Gedicht zur Fünfzigjahrfeier am 26.12.1943 des Jahrgangs 1893

von Maria Kurz

Es sind versammelt heute lauter frohgestimmte Leute

50er Feier halten wir, hätten es verpaßt noch schier!

50 Jahre unsers Lebens, vorbei die Höhe unsers Strebens.

Ja, die größte Strecke Wegs haben wir zurückgelegt,

schau ich um mich, seh euch an, ich es nicht verschweigen kann,

Altersspuren aller Art, jedes aufzuweisen hat.

 

Auch wir müssen es erleben, Jugendfrische tut entschweben

und des Lebens harte Runen, haben sich uns aufgedrungen

sollen wir uns darüber grämen, oder gar der Spuren schämen?

Lebensweise wohl bedacht, manch Gesicht veredelt hat.

 

Längst wir haben auch empfunden, wie ein Dichter tut bekunden:

„des Lebens ungetrübte Freude wird keinem Sterblichen zuteil“

Müh’ und Arbeit ist das Leben, Sorg’ und Unrast noch daneben

so dass man oft denkt dabei, ob das Lebensinhalt sei?

Doch ihr müsst auch zugeben, dass in einem jeden Leben

nicht ein blinder Zufall walt’, sondern Gott die Waagschal halt.

 

Was auch er uns zugemessen, nimmer dürfen wir vergessen.

Ihn zu halten, stets fein still, weil er reif und machen will.

Auch in unserm Leben kamen manche Sturm dahergegangen

unsern frohen Jugendlauf hielt der 1. Weltkrieg auf.

Wie im Lauf der nächsten Jahre standen zweimal an der Bahre

Marie Florus, Rosa Munz gingen bald für ganz von uns.

Von den Buben fehlten vier, die sonst wären heute hier,

ihrer denken wir in Treu’n, möge Gott ihnen gnädig sein.

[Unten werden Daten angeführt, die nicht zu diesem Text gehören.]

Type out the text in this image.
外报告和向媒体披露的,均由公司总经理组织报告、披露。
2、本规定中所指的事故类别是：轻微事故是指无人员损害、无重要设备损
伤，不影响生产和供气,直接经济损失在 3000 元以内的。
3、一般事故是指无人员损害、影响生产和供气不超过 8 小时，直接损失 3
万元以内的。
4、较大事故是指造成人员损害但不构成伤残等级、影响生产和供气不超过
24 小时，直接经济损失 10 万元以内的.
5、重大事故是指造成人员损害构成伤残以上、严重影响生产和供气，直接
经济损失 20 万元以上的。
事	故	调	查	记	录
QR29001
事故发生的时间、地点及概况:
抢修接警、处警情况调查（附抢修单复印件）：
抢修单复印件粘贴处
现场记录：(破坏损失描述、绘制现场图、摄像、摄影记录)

Unsere Reihen sind gelichtet, gleich wir waren außgerichtet.

Grad 12 Paar zum Tanzen – nur noch der Spielmann fehlt dazu.

Jemands wollen wir gedenken und ihm eine Karte senden

mit den Namen mancherlei, weil er heut ist nicht dabei.

 

Wilhelm Häcker ganz auf Rosen, dacht’ er geht man in Posen

und er wandert dorthin aus, gründet auch ein eigen Haus.

Durch den Lebenskamerad Gott ihm bald genommen hat.

Und er kehrt dann wieder heim, welterfahren, doch allein.

Doch mit Martha Zeitter dann, fängt er wieder vorne an.

In Mecklenburg ein Gut er kauft, bald man ihm Kinder tauft.

Sonst sind unsere Schulkameraden all geblieben hier beim Laden.

Wollen nun erzählen geschwind, wo sie all zu finden sind.

 

Wie sie mir grad fallen ein, kommen sie nun an die Reih.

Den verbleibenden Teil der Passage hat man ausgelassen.